Apure state has several national parks and herds or farms that receive national and foreign tourists

- Río Viejo National Park: this park was decreed to safeguard the San Camilo forest reserve and the Cutufí jungle, which are located to the south, on the border with Colombia. It is crossed by important rivers such as Cutufí, Nula, Sarare and Burguita. The plant and animal species are characteristic of the Venezuelan high plains.
- Santos Luzardo National Park: this park has a plain landscape whose limits are: to the south, the Cinaruco River bank; the Cinaruco River, in the most northern part; and the Orinoco River in the eastern part. The steppe has an extensive surface of dunes and the "Galeras del Cinaruco", a geological phenomenon that reaches up to 200 meters above sea level and contrasts with the flat and low savannahs. The flat landscape finds its greatest expression here with gallery forests, flat lagoons, rivers, extensive beaches and islands. The vegetation shows a contrast of forest and savannah. You can find a wild fauna integrated by numerous species of birds, fish and terrestrial and aquatic mammals.
- El Tama National Park: this park of steep topography is a portion of the Venezuelan Andes that is characterized by a group of mountain ranges among which the Páramo de Tamá, the Serranía de Santa Bárbara, the Páramo Judío and the Páramo El Cobre stand out. It serves as protection for the high basins of numerous rivers such as the Cutufí. Its different altitudinal levels define four plant formations corresponding to premontane, humid, semi-cloudy forests and subalpine moors with common Andean endemic species. A variety of mammal species can be found, such as the spectacled bear, the paca, the tapir, the anteater and the cunaguar. Among the birds: the Inca hummingbird, the mountain partridge, the bay cockroach, the sun angel hummingbird, among others.

== Culture ==
The state of Apure, known as the "Gateway to the Plains," stands out for its rich Local cultural heritage, blended with indigenous and criollo influences. Its oral traditions include myths, legends, stories, and prayers passed down through generations, along with practices like the indigenous couvade, where the man isolates himself during his wife's childbirth, and postpartum rituals involving the burning of objects for purification.

Music is the soul of Apure, with the joropo as its main emblem, accompanied by harp, cuatro, and maracas in zapateos and escobilleos.

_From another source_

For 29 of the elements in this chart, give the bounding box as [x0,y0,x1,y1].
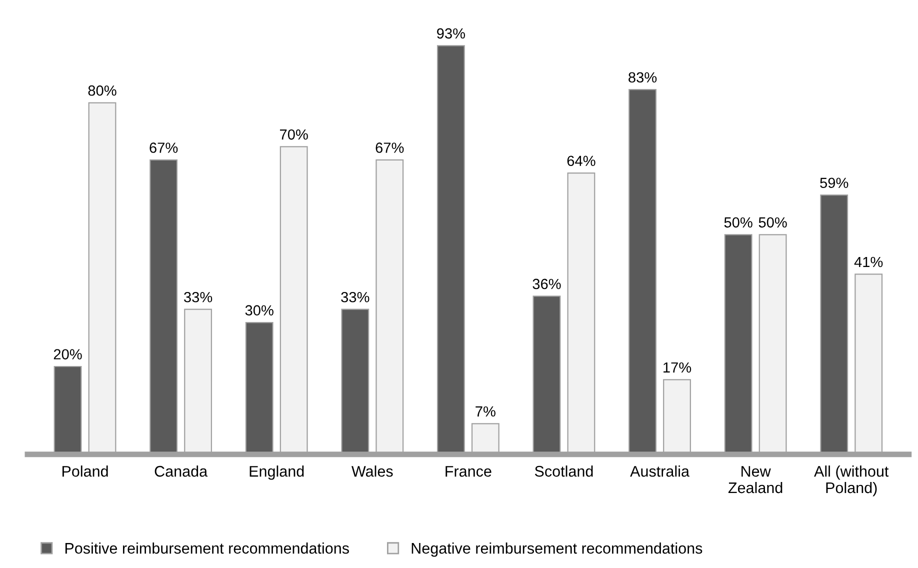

Other rhythms include golpes, pajarillo, catira, quitapesares, and seis por derecho, which enliven parties with contrapunteo and improvised coplas, reflecting the indomitable spirit of the plains.

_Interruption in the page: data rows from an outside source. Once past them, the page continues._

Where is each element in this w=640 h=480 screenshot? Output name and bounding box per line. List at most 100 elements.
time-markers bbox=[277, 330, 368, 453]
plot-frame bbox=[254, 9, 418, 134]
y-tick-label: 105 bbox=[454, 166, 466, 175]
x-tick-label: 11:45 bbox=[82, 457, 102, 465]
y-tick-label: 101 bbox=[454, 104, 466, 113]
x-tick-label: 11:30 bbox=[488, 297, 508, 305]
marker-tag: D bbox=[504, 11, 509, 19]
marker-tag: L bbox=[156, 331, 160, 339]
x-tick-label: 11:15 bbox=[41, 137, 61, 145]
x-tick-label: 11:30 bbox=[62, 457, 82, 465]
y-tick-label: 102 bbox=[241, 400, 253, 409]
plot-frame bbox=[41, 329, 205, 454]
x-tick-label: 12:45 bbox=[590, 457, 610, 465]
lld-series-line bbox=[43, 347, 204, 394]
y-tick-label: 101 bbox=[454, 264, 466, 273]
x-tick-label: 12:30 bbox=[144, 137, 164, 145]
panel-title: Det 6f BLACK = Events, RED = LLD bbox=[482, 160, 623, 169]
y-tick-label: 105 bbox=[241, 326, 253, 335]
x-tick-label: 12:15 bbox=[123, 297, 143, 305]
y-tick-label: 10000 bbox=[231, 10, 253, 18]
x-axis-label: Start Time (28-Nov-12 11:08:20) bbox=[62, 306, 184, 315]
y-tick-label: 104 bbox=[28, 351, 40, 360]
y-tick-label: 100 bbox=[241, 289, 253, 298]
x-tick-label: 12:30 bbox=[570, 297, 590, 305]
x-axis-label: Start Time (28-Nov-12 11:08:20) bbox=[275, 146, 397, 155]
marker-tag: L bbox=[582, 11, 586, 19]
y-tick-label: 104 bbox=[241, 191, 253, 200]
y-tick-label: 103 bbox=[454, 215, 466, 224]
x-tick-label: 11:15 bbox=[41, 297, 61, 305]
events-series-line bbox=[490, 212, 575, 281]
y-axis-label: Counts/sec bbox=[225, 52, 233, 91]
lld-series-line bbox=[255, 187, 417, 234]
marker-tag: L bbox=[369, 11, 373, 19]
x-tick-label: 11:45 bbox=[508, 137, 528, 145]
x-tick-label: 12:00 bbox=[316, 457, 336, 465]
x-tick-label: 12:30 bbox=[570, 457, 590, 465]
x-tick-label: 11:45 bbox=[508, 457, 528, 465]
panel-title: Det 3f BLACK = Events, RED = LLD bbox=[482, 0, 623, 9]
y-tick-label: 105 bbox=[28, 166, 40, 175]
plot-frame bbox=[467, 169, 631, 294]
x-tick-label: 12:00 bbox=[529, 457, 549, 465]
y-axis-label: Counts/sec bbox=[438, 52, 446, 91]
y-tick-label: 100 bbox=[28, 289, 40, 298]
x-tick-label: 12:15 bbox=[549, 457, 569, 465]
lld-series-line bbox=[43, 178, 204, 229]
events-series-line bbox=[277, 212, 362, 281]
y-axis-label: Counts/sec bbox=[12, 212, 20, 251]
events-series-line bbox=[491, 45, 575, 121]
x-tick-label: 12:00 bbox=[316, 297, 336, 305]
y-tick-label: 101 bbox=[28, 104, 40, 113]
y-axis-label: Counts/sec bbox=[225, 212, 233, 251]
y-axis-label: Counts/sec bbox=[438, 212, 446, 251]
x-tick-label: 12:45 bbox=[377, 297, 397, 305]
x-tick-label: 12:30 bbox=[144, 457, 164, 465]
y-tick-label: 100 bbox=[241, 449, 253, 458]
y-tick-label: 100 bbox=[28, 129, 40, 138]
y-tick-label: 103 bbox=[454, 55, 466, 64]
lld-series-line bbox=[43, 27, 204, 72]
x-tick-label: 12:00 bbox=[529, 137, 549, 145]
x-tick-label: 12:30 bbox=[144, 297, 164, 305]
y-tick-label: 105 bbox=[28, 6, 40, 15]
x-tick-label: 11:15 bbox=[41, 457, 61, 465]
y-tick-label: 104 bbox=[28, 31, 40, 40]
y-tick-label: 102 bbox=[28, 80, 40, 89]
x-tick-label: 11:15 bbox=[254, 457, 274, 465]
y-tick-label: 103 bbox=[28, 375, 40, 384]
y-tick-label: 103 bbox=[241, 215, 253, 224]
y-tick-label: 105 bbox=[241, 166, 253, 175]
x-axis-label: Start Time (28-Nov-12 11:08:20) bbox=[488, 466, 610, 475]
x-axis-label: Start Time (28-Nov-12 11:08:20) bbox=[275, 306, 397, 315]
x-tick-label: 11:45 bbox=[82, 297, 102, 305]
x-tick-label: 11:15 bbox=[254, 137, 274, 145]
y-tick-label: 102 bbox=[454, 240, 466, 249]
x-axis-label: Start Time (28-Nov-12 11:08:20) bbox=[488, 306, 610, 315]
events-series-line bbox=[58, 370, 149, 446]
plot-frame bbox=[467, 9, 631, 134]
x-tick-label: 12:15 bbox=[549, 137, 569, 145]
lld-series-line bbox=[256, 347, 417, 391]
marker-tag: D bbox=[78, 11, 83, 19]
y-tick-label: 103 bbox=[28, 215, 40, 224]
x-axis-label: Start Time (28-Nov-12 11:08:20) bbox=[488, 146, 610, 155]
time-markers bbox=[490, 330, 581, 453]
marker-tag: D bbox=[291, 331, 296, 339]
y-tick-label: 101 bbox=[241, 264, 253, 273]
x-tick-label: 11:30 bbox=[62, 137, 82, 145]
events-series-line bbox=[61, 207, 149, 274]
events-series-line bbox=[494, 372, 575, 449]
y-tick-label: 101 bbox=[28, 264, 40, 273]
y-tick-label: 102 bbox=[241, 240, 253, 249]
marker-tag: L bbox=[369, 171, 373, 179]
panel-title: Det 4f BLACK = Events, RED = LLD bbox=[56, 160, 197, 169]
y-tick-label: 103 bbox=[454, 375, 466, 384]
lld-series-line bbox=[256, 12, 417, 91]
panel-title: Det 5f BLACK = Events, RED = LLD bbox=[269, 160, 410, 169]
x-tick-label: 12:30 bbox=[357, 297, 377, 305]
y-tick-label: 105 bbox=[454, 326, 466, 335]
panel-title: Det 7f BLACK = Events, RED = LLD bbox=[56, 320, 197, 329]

Religious and patronal festivals are vibrant, such as the El Ampareño Folklore Festival in March for Saint Joseph, featuring joropo competitions, copleros, and dances between Venezuelans and Colombians. The Feast of the Immaculate Conception on September 8 in El Amparo includes processions with candles, syncretized altars with Yoruba and indigenous elements, and rosaries sung with fulía drums.

Among devotional customs, the Cruz de Mayo stands out with altars of bitter cane adorned with ribbons, candles, and nighttime songs. Piñatas are shared, along with sack races, greased pole climbs, and cockfights, culminating in musical retretas that fill the streets with garlands and community joy.

Apureño gastronomy highlights beef, goat, and venison in roasts like mamón and piaipote, alongside Llanero hallacas and papelón sweets. Influenced by the plains, it incorporates indigenous and criollo products, consumed at festivals with drinks like papelón with lemon.

The indigenous folklore of ethnic groups like the Pumé includes ritual dances such as tohé, gara, and ube around poles connected to the "other world," inherited from ancestral spirits. Leather and vegetable fiber crafts complement this identity, where informal urbanization and historical migrations enrich Apure's cultural diversity.